Ну и ладно. Пирофилаксу виднее.
Всякий раз, возвращаясь в родной город после задания, Дамианос узнавал о каких-то удивительных новшествах, усовершенствованиях и открытиях. За это он и любил Константинополь. Лучший город земли – единственный настоящий город земли – не стоял на месте. Он развивался, рос, на его благо трудились лучшие умы, сюда стягивались кровеносные сосуды и нервы всего цивилизованного мира.
В секретоне рассказали о поразительном нововведении. Теперь от границ, которым угрожают воинственные варвары востока, до Константинополя выстроены башни, поставленные на возвышенностях. По системе условных сигналов – днем механических, ночью световых – любая весть передается в столицу с немыслимой быстротой. Телеграммата, как называлось посланное издали донесение, преодолевает расстояние в пятьсот миль всего за один час! Больше никакие арабы не смогут, как в прежние времена, напасть на столицу внезапно. Поистине нет пределов величию и изобретательности человеческого разума!

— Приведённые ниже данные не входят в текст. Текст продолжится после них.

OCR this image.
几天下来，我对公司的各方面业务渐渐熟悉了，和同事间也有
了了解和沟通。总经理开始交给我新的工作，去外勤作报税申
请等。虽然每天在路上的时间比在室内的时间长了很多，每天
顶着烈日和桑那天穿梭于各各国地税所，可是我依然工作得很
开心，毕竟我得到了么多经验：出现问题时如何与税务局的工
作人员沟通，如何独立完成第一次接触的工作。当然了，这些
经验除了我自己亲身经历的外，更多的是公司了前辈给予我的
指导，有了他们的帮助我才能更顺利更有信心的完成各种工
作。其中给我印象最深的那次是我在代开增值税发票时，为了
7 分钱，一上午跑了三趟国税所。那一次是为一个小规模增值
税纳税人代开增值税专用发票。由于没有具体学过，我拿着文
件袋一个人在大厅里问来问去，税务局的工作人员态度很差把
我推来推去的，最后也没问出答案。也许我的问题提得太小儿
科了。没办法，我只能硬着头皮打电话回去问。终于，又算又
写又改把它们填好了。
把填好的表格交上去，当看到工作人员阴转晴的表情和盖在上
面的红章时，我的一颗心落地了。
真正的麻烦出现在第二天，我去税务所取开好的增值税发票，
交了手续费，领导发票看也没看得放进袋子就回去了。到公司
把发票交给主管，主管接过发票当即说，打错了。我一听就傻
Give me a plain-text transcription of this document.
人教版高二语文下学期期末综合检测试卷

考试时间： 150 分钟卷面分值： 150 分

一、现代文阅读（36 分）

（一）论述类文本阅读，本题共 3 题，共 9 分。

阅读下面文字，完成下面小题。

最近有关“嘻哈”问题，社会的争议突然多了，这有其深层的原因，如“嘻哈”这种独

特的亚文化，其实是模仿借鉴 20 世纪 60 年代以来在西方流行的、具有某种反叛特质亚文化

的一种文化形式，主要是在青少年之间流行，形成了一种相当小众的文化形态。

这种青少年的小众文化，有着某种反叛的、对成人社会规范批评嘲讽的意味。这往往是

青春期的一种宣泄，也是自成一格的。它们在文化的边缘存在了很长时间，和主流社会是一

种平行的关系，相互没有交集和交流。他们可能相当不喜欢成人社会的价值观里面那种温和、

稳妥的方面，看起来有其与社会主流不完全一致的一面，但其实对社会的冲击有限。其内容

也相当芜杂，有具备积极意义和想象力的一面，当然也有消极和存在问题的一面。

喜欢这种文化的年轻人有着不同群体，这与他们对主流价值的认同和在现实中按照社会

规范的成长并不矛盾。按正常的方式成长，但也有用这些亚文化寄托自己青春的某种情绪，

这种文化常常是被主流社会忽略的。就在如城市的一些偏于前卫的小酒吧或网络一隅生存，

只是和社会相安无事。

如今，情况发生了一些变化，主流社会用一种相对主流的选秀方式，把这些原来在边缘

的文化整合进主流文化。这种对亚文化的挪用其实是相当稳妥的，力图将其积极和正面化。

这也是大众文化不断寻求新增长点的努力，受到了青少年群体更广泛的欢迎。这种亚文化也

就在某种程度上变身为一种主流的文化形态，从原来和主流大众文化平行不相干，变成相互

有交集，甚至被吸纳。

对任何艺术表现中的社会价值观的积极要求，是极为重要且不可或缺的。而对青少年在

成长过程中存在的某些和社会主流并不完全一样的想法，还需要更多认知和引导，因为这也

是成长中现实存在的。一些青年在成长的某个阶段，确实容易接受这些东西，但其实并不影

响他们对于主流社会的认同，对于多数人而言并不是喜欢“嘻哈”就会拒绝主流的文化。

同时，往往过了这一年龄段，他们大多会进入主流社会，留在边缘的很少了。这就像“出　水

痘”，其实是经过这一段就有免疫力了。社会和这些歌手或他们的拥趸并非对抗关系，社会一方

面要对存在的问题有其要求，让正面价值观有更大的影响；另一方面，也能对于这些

Из тихого квартала Нерсеса, где находилась канцелярия Сколы, Дамианос вышел на Месу, Срединную улицу. Широкая, чистая, обрамленная тенистыми портиками (там лавки, питейные заведения, таверны), она была украшена колоннами и скульптурами. «Сколько труда, сколько вдохновения, в конце концов просто денег потрачено на это вроде бы бессмысленное расточительство, – думал Дамианос с блаженной улыбкой, странно смотревшейся на его сухом и обычно бесстрастном лице. – Но разве не в этом суть цивилизации? Необходимым довольствуются животные и варвары. Всякое развитие – это стремление к необязательному и излишнему».